Enquanto angústia qualquer ser humano sofre com seus processos e decisões, enquanto projeção artística a questão dá lugar a uma certa maldição de sempre confrontar sua obra com sua própria maneira de agir, além disso, superar suas criações através da evolução da estética, mas o caminhar desta atitude o leva a destruir-se diante do espelho egóico da criação.

A protagonista de “Tragam-me a Cabeça de Carmen M.” está na angústia da expressão artística nesse exato sentido, deve se despedir de uma padronagem social e se projetar ao mundo como subversivo. Sente-se travada quando compreende que está em lugar que não é seu em primeiro momento, deve ocupar o mesmo e para isso esquecer suas limitações. Lembro-me de “O abraço da serpente”, que possui uma cena onde o europeu é obrigado a abandonar todos seus pertences para adentrar em uma jornada espiritual. E Ana faz exatamente isso, ela adentra em mundo que não lhe é de origem, como a intensa boemia da Lapa e Santa Tereza.

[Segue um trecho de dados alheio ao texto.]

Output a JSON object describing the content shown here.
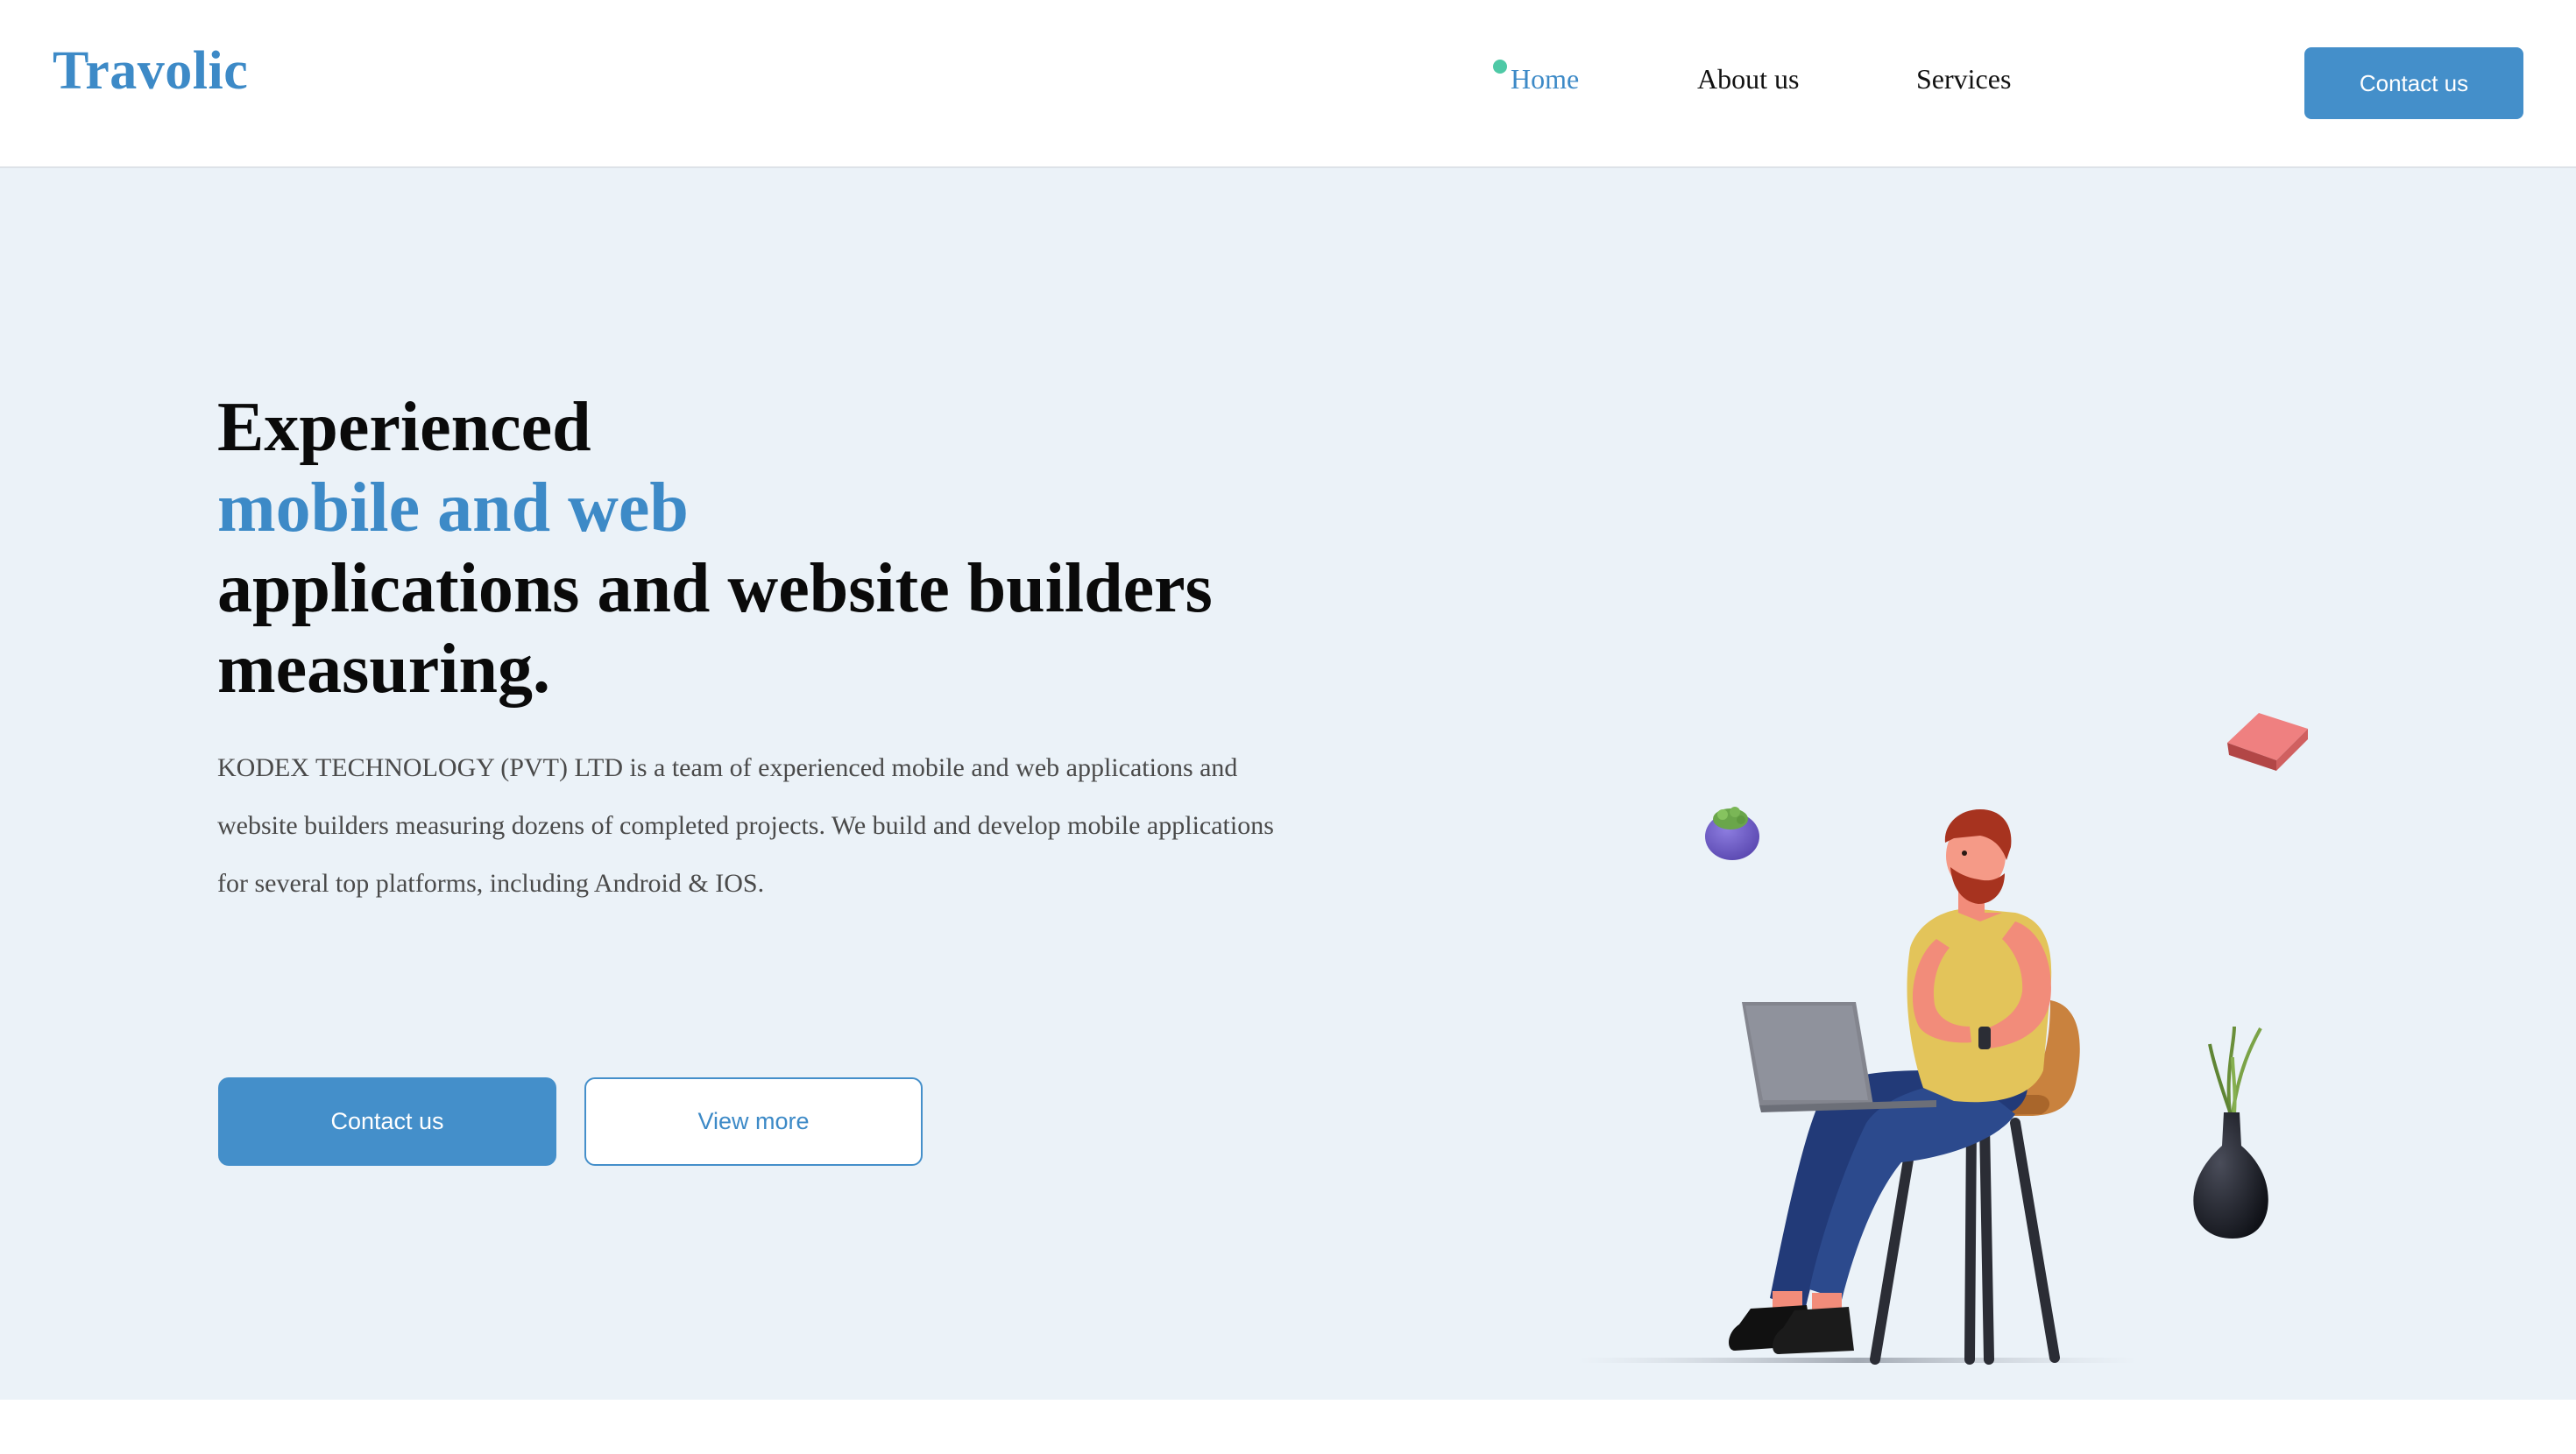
{
  "header": {
    "logo": "Travolic",
    "nav": [
      {
        "label": "Home",
        "active": true
      },
      {
        "label": "About us",
        "active": false
      },
      {
        "label": "Services",
        "active": false
      }
    ],
    "cta_label": "Contact us"
  },
  "hero": {
    "headline_line1": "Experienced",
    "headline_line2": "mobile and web",
    "headline_line3": "applications and website builders",
    "headline_line4": "measuring.",
    "description": "KODEX TECHNOLOGY (PVT) LTD is a team of experienced mobile and web applications and website builders measuring dozens of completed projects. We build and develop mobile applications for several top platforms, including Android & IOS.",
    "primary_button": "Contact us",
    "secondary_button": "View more"
  },
  "colors": {
    "accent": "#3d8ac7",
    "button": "#448fca",
    "hero_background": "#ebf2f8",
    "active_dot": "#4ec9a6"
  }
}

Existe um núcleo apresentado logo nos primeiros planos, onde há a introdução de duas personagens trans, uma possui um arco brevemente claro, mas a outra ficou levemente perdida na trama. Ainda assim, a utilização desta misancene no início da projeção serve de perfeito contraposto à parte posterior, onde ele amarra um certo classicismo ao mesmo passo que se liberta de todos os dispositivos que nortearam a obra anteriormente. Mas ainda assim, gostando ou não do média, ele permanece e ocupa os pensamentos das pessoas.